Assertion Detection Large Language Model In-context Learning LoRA Fine-tuning
Yuelyu Ji, Zeshui Yu, Yanshan Wang
TL;DR
This study tackles clinical assertion detection by reframing it as a generative task guided by in-context learning prompts. It combines Chain-of-Thought, Tree of Thoughts, and Self-Consistency reasoning with LoRA-finetuned LLaMA2-7B to classify assertions in clinical notes, evaluated on the i2b2 2010 dataset and a private Sleep dataset. The approach achieves substantial improvements over prior methods (e.g., micro-F1 up to 0.89 on i2b2 and 0.74 on Sleep) and demonstrates strong cross-dataset generalizability, with LoRA enhancing efficiency and performance on minority classes. These results suggest that reasoning-guided prompting plus efficient fine-tuning can tightly integrate LLMs into clinical NLP pipelines for accurate information extraction.
Abstract
In this study, we aim to address the task of assertion detection when extracting medical concepts from clinical notes, a key process in clinical natural language processing (NLP).
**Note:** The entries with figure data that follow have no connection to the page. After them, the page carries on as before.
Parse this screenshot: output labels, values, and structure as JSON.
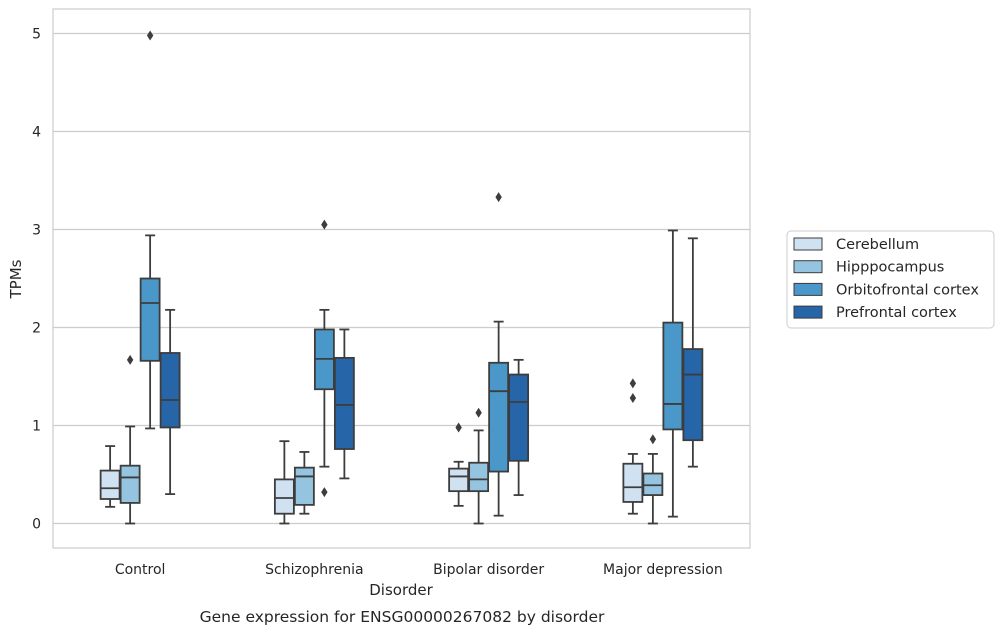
{
  "chart_data": {
    "type": "boxplot",
    "title": "",
    "caption": "Gene expression for ENSG00000267082 by disorder",
    "xlabel": "Disorder",
    "ylabel": "TPMs",
    "ylim": [
      -0.25,
      5.25
    ],
    "yticks": [
      0,
      1,
      2,
      3,
      4,
      5
    ],
    "grid": "horizontal",
    "legend_position": "right",
    "categories": [
      "Control",
      "Schizophrenia",
      "Bipolar disorder",
      "Major depression"
    ],
    "series": [
      {
        "name": "Cerebellum",
        "color": "#d0e1f2",
        "boxes": [
          {
            "whisker_low": 0.17,
            "q1": 0.25,
            "median": 0.36,
            "q3": 0.54,
            "whisker_high": 0.79,
            "outliers": []
          },
          {
            "whisker_low": 0.0,
            "q1": 0.1,
            "median": 0.26,
            "q3": 0.45,
            "whisker_high": 0.84,
            "outliers": []
          },
          {
            "whisker_low": 0.18,
            "q1": 0.33,
            "median": 0.48,
            "q3": 0.56,
            "whisker_high": 0.63,
            "outliers": [
              0.98
            ]
          },
          {
            "whisker_low": 0.1,
            "q1": 0.22,
            "median": 0.37,
            "q3": 0.61,
            "whisker_high": 0.71,
            "outliers": [
              1.28,
              1.43
            ]
          }
        ]
      },
      {
        "name": "Hipppocampus",
        "color": "#94c4df",
        "boxes": [
          {
            "whisker_low": 0.0,
            "q1": 0.21,
            "median": 0.47,
            "q3": 0.59,
            "whisker_high": 0.99,
            "outliers": [
              1.67
            ]
          },
          {
            "whisker_low": 0.1,
            "q1": 0.19,
            "median": 0.48,
            "q3": 0.57,
            "whisker_high": 0.73,
            "outliers": []
          },
          {
            "whisker_low": 0.0,
            "q1": 0.33,
            "median": 0.45,
            "q3": 0.62,
            "whisker_high": 0.95,
            "outliers": [
              1.13
            ]
          },
          {
            "whisker_low": 0.0,
            "q1": 0.29,
            "median": 0.39,
            "q3": 0.51,
            "whisker_high": 0.71,
            "outliers": [
              0.86
            ]
          }
        ]
      },
      {
        "name": "Orbitofrontal cortex",
        "color": "#4a98c9",
        "boxes": [
          {
            "whisker_low": 0.97,
            "q1": 1.66,
            "median": 2.25,
            "q3": 2.5,
            "whisker_high": 2.94,
            "outliers": [
              4.98
            ]
          },
          {
            "whisker_low": 0.58,
            "q1": 1.37,
            "median": 1.68,
            "q3": 1.98,
            "whisker_high": 2.18,
            "outliers": [
              0.32,
              3.05
            ]
          },
          {
            "whisker_low": 0.08,
            "q1": 0.53,
            "median": 1.35,
            "q3": 1.64,
            "whisker_high": 2.06,
            "outliers": [
              3.33
            ]
          },
          {
            "whisker_low": 0.07,
            "q1": 0.96,
            "median": 1.22,
            "q3": 2.05,
            "whisker_high": 2.99,
            "outliers": []
          }
        ]
      },
      {
        "name": "Prefrontal cortex",
        "color": "#2565a8",
        "boxes": [
          {
            "whisker_low": 0.3,
            "q1": 0.98,
            "median": 1.26,
            "q3": 1.74,
            "whisker_high": 2.18,
            "outliers": []
          },
          {
            "whisker_low": 0.46,
            "q1": 0.76,
            "median": 1.21,
            "q3": 1.69,
            "whisker_high": 1.98,
            "outliers": []
          },
          {
            "whisker_low": 0.29,
            "q1": 0.64,
            "median": 1.24,
            "q3": 1.52,
            "whisker_high": 1.67,
            "outliers": []
          },
          {
            "whisker_low": 0.58,
            "q1": 0.85,
            "median": 1.52,
            "q3": 1.78,
            "whisker_high": 2.91,
            "outliers": []
          }
        ]
      }
    ]
  }
}
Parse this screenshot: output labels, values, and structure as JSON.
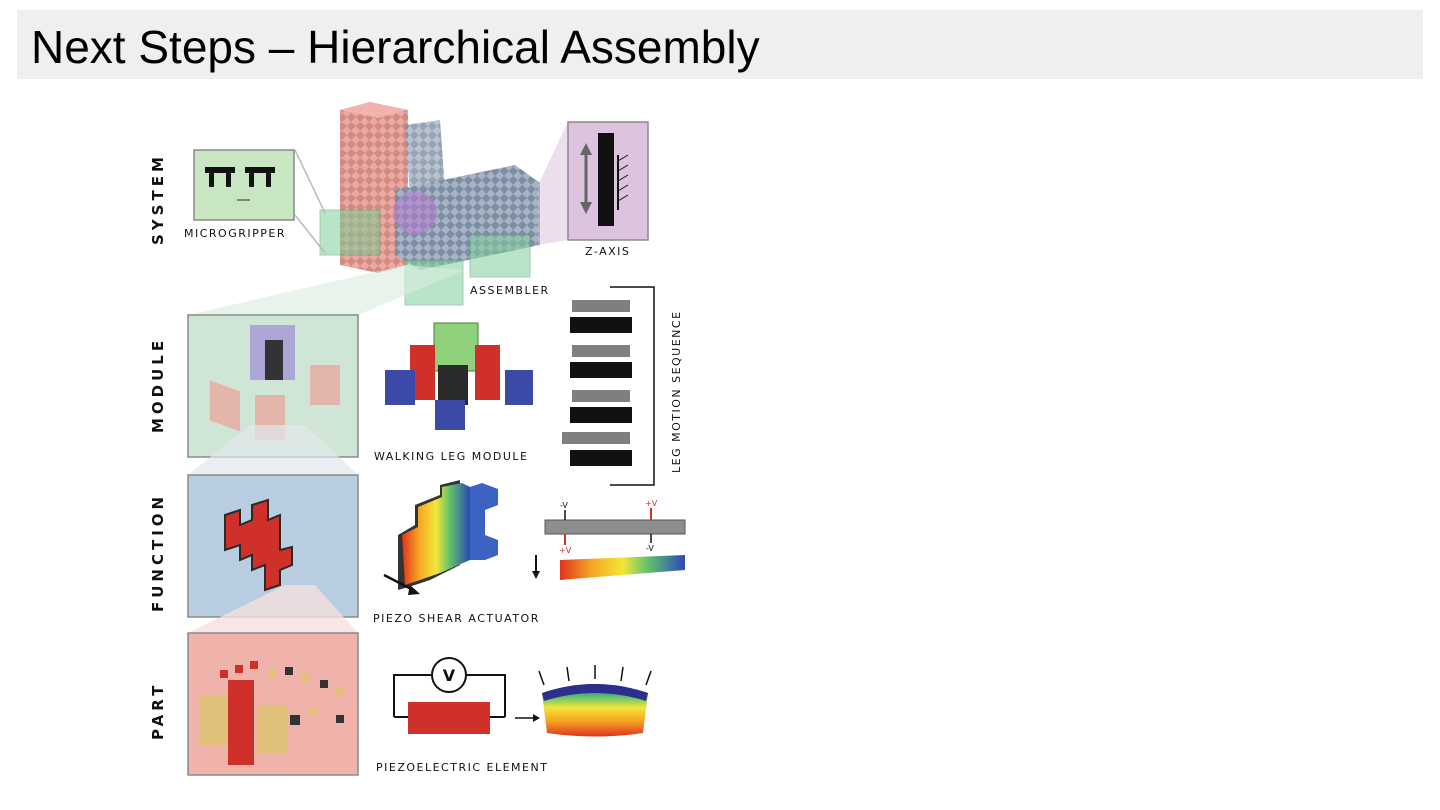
{
  "slide": {
    "title": "Next Steps – Hierarchical Assembly"
  },
  "levels": {
    "system": "SYSTEM",
    "module": "MODULE",
    "function": "FUNCTION",
    "part": "PART"
  },
  "labels": {
    "microgripper": "MICROGRIPPER",
    "z_axis": "Z-AXIS",
    "assembler": "ASSEMBLER",
    "walking_leg_module": "WALKING LEG MODULE",
    "leg_motion_sequence": "LEG MOTION SEQUENCE",
    "piezo_shear_actuator": "PIEZO SHEAR ACTUATOR",
    "piezoelectric_element": "PIEZOELECTRIC ELEMENT"
  },
  "voltages": {
    "neg_left": "-V",
    "pos_right": "+V",
    "pos_left": "+V",
    "neg_right": "-V",
    "meter": "V"
  },
  "colors": {
    "system_tint": "#c8e6c1",
    "module_tint": "#cfe6d6",
    "function_tint": "#b9cde0",
    "part_tint": "#efb3ac",
    "zaxis_tint": "#dcc3de",
    "red_block": "#d0302a",
    "blue_block": "#3a4aa6",
    "gray_bar": "#7f7f7f"
  }
}
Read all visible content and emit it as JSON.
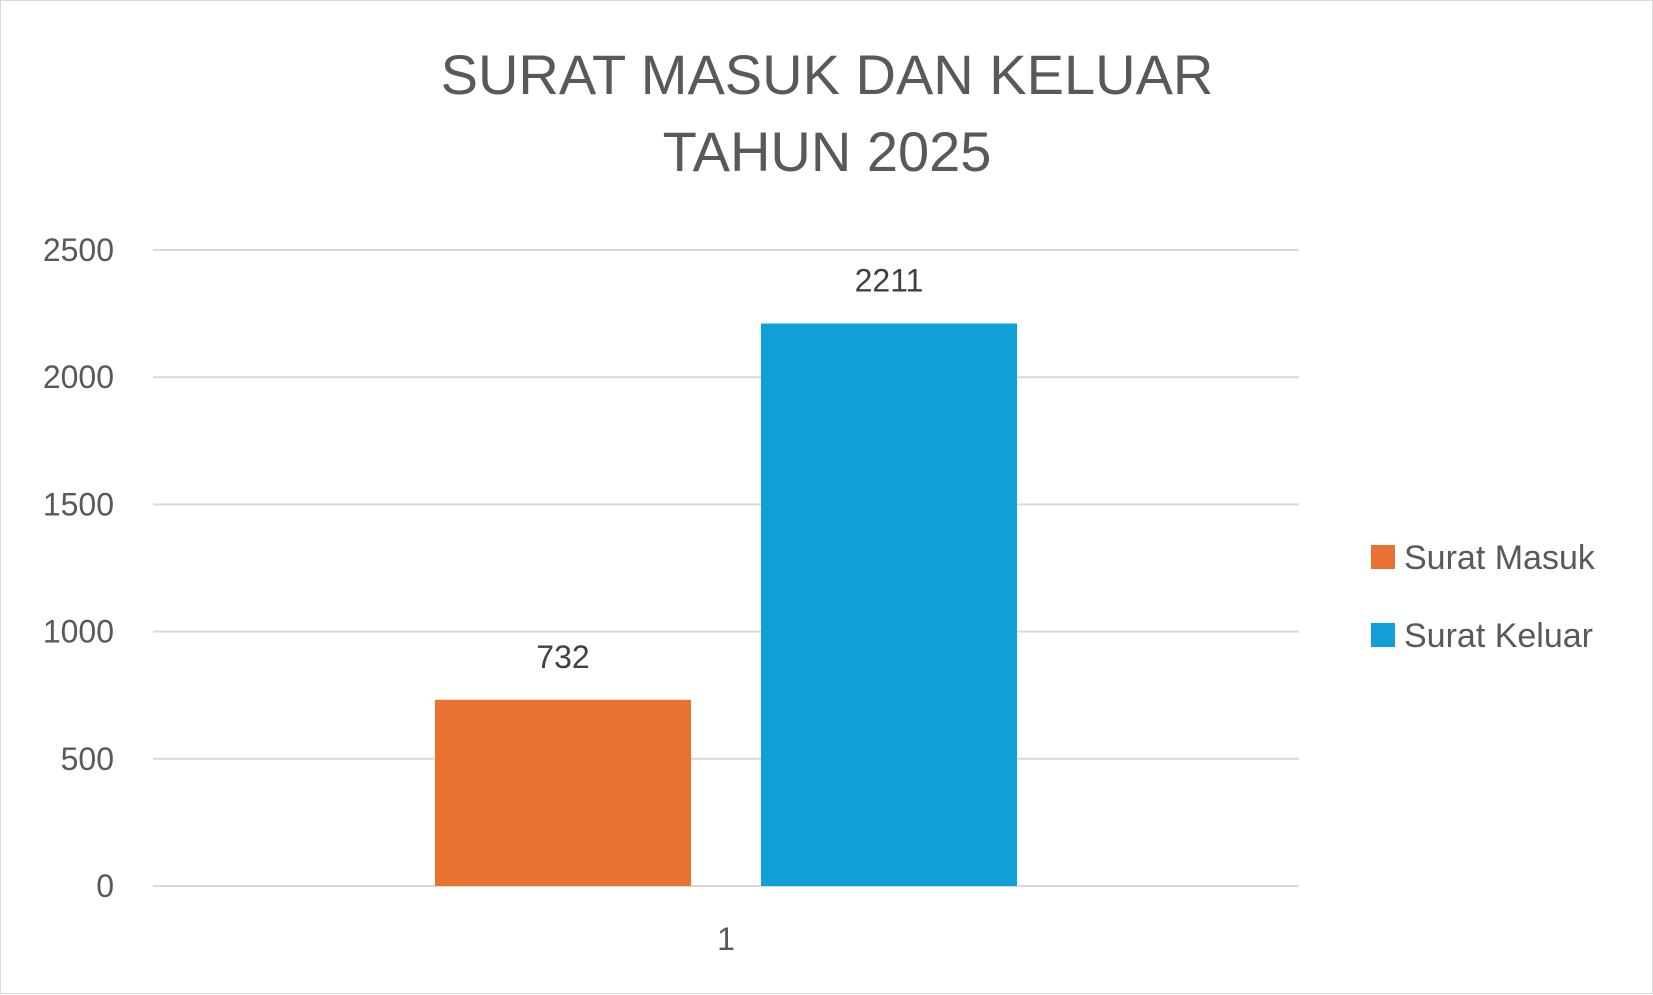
{
  "chart_data": {
    "type": "bar",
    "title": [
      "SURAT MASUK DAN KELUAR",
      "TAHUN 2025"
    ],
    "categories": [
      "1"
    ],
    "series": [
      {
        "name": "Surat Masuk",
        "values": [
          732
        ],
        "color": "#E97132"
      },
      {
        "name": "Surat Keluar",
        "values": [
          2211
        ],
        "color": "#129ED8"
      }
    ],
    "ylim": [
      0,
      2500
    ],
    "yticks": [
      0,
      500,
      1000,
      1500,
      2000,
      2500
    ],
    "grid": true,
    "data_labels": true,
    "legend_position": "right"
  }
}
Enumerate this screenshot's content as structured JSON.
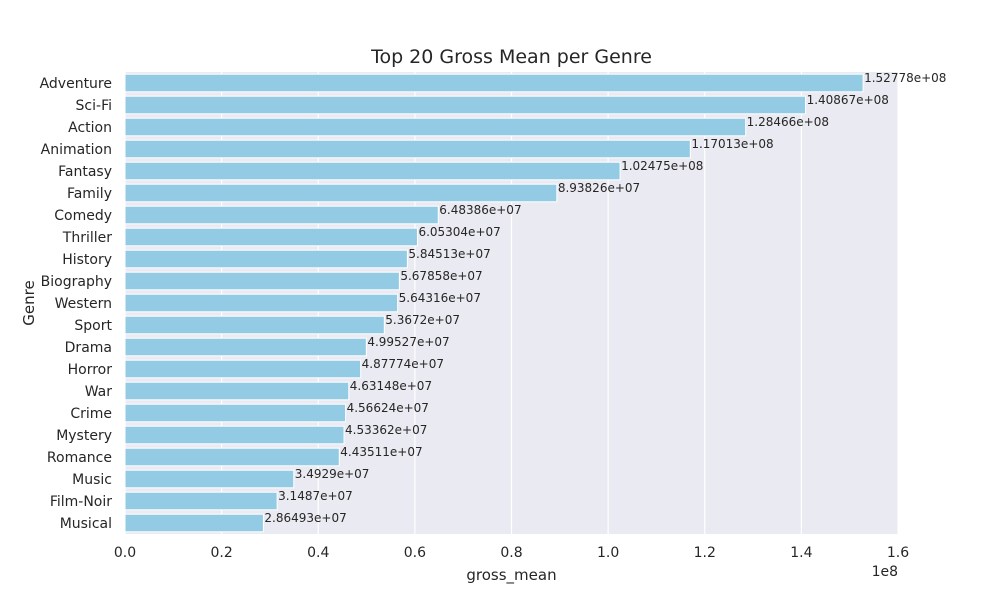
{
  "chart_data": {
    "type": "bar",
    "orientation": "horizontal",
    "title": "Top 20 Gross Mean per Genre",
    "xlabel": "gross_mean",
    "ylabel": "Genre",
    "x_offset_label": "1e8",
    "xlim": [
      0,
      1.6
    ],
    "x_ticks": [
      "0.0",
      "0.2",
      "0.4",
      "0.6",
      "0.8",
      "1.0",
      "1.2",
      "1.4",
      "1.6"
    ],
    "grid": true,
    "background_color": "#eaeaf2",
    "bar_color": "#92cbe3",
    "categories": [
      "Adventure",
      "Sci-Fi",
      "Action",
      "Animation",
      "Fantasy",
      "Family",
      "Comedy",
      "Thriller",
      "History",
      "Biography",
      "Western",
      "Sport",
      "Drama",
      "Horror",
      "War",
      "Crime",
      "Mystery",
      "Romance",
      "Music",
      "Film-Noir",
      "Musical"
    ],
    "values": [
      152778000,
      140867000,
      128466000,
      117013000,
      102475000,
      89382600,
      64838600,
      60530400,
      58451300,
      56785800,
      56431600,
      53672000,
      49952700,
      48777400,
      46314800,
      45662400,
      45336200,
      44351100,
      34929000,
      31487000,
      28649300
    ],
    "value_labels": [
      "1.52778e+08",
      "1.40867e+08",
      "1.28466e+08",
      "1.17013e+08",
      "1.02475e+08",
      "8.93826e+07",
      "6.48386e+07",
      "6.05304e+07",
      "5.84513e+07",
      "5.67858e+07",
      "5.64316e+07",
      "5.3672e+07",
      "4.99527e+07",
      "4.87774e+07",
      "4.63148e+07",
      "4.56624e+07",
      "4.53362e+07",
      "4.43511e+07",
      "3.4929e+07",
      "3.1487e+07",
      "2.86493e+07"
    ]
  }
}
Assertion detection in clinical NLP usually involves identifying assertion types for medical concepts in the clinical text, namely certainty (whether the medical concept is positive, negated, possible, or hypothetical), temporality (whether the medical concept is for present or the past history), and experiencer (whether the medical concept is described for the patient or a family member). These assertion types are essential for healthcare professionals to quickly and clearly understand the context of medical conditions from unstructured clinical texts, directly influencing the quality and outcomes of patient care. Although widely used, traditional methods, particularly rule-based NLP systems and machine learning or deep learning models, demand intensive manual efforts to create patterns and tend to overlook less common assertion types, leading to an incomplete understanding of the context. To address this challenge, our research introduces a novel methodology that utilizes Large Language Models (LLMs) pre-trained on a vast array of medical data for assertion detection. We enhanced the current method with advanced reasoning techniques, including Tree of Thought (ToT), Chain of Thought (CoT), and Self-Consistency (SC), and refine it further with Low-Rank Adaptation (LoRA) fine-tuning. We first evaluated the model on the i2b2 2010 assertion dataset. Our method achieved a micro-averaged F-1 of 0.89, with 0.11 improvements over the previous works. To further assess the generalizability of our approach, we extended our evaluation to a local dataset that focused on sleep concept extraction. Our approach achieved an F-1 of 0.74, which is 0.31 higher than the previous method.